Doktor bana tip tip baktı.

"Enes kim?"

"Aynı uçaktaydık o sağ kalmış olamaz mı?" dedim heyecanla.

"Yani bilmiyorum adı Enes midir ama bir de erkek sağ kaldı. Hem bir dakika belki de dediğin kişidir iyi ki dedin biliyor musun?"

"Bilmiyorum." Nereden bilecektim?

"Çünkü o eğer Türk'se ona bakacak doktoru da Türk ayarlamak gerekiyor. Buradaki herkes Türk değil. Bir de senin buradaki herkesin dilini öğrenmen gerekiyor yoksa kimseyle anlaşamazsın."

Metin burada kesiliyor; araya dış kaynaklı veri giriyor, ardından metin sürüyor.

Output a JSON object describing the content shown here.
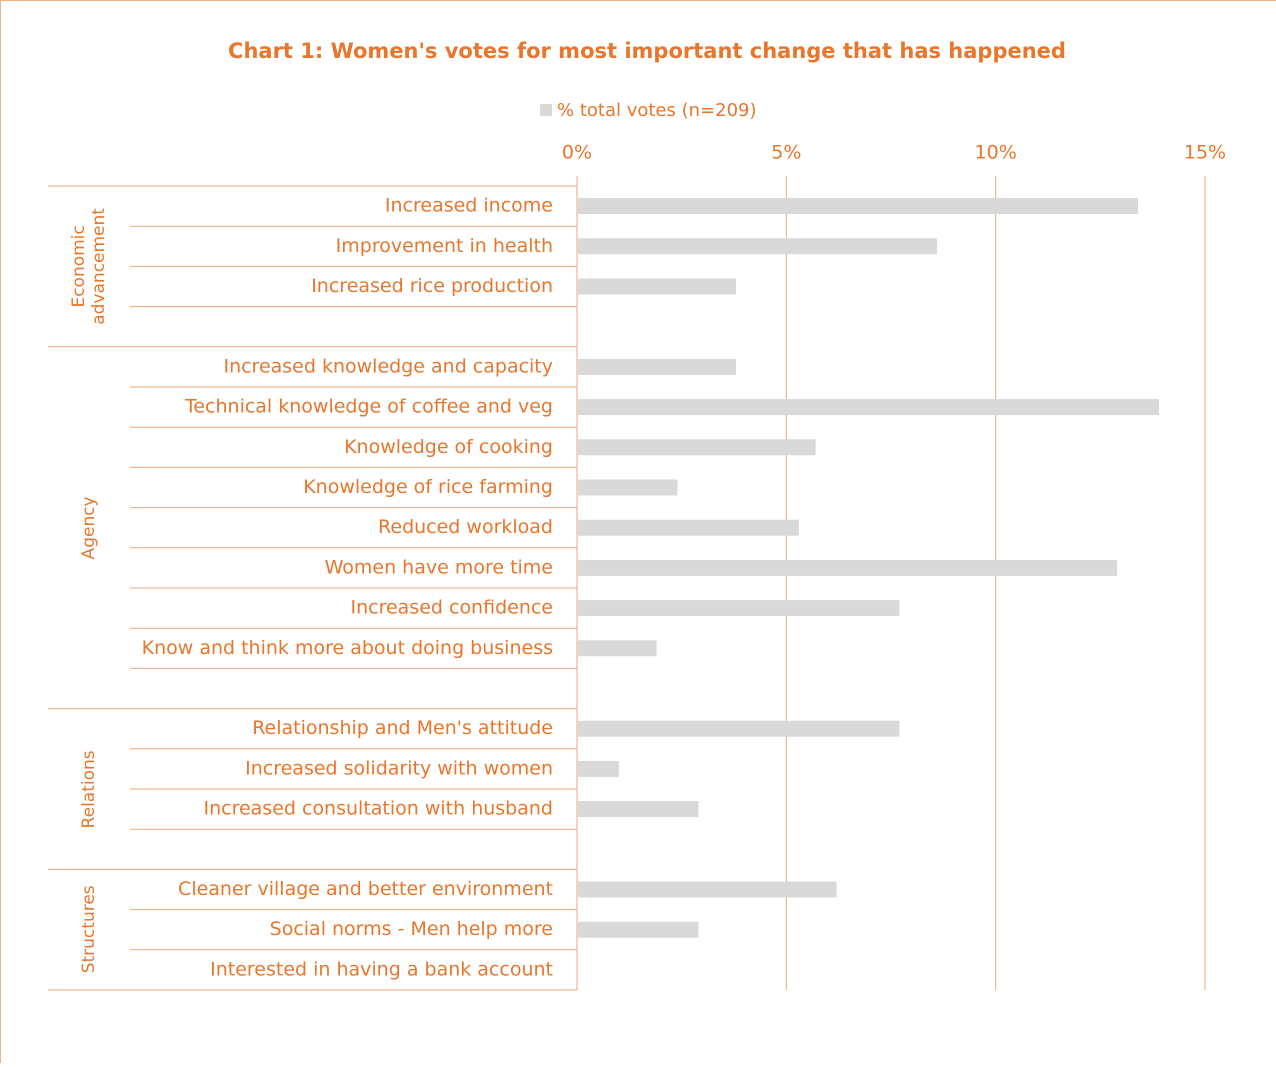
{
  "chart_data": {
    "type": "bar",
    "orientation": "horizontal",
    "title": "Chart 1: Women's votes for most important change that has happened",
    "legend": {
      "name": "% total votes (n=209)",
      "color": "#d9d9d9"
    },
    "xlim": [
      0,
      15
    ],
    "xticks": [
      {
        "value": 0,
        "label": "0%"
      },
      {
        "value": 5,
        "label": "5%"
      },
      {
        "value": 10,
        "label": "10%"
      },
      {
        "value": 15,
        "label": "15%"
      }
    ],
    "grid": true,
    "groups": [
      {
        "name": "Economic advancement",
        "categories": [
          "Increased income",
          "Improvement in health",
          "Increased rice production",
          null
        ],
        "values": [
          13.4,
          8.6,
          3.8,
          null
        ]
      },
      {
        "name": "Agency",
        "categories": [
          "Increased knowledge and capacity",
          "Technical knowledge of coffee and veg",
          "Knowledge of cooking",
          "Knowledge of rice farming",
          "Reduced workload ",
          "Women have more time",
          "Increased confidence",
          "Know and think more about doing business",
          null
        ],
        "values": [
          3.8,
          13.9,
          5.7,
          2.4,
          5.3,
          12.9,
          7.7,
          1.9,
          null
        ]
      },
      {
        "name": "Relations",
        "categories": [
          "Relationship and Men's attitude ",
          "Increased solidarity with women",
          "Increased consultation with husband",
          null
        ],
        "values": [
          7.7,
          1.0,
          2.9,
          null
        ]
      },
      {
        "name": "Structures",
        "categories": [
          "Cleaner village and better environment",
          "Social norms - Men help more",
          "Interested in having a bank account"
        ],
        "values": [
          6.2,
          2.9,
          0
        ]
      }
    ]
  }
}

"Dil mil ne diyorsan sonra de de beni önce o sağ kalan kişinin yanına götür!"

"Ama yerinden kalkmaman gerekir önce iyileş. "

Yatağın altına kafamı uzattım nihayet beklediğim şeyi gördüm: Tekerlek...

"Tekerlekli mi bu yatak, beni bununla götürebilirsin, n'olur çok istiyorum! "

"Yalnız durumun pek iyi değil bir gün daha bekle derim."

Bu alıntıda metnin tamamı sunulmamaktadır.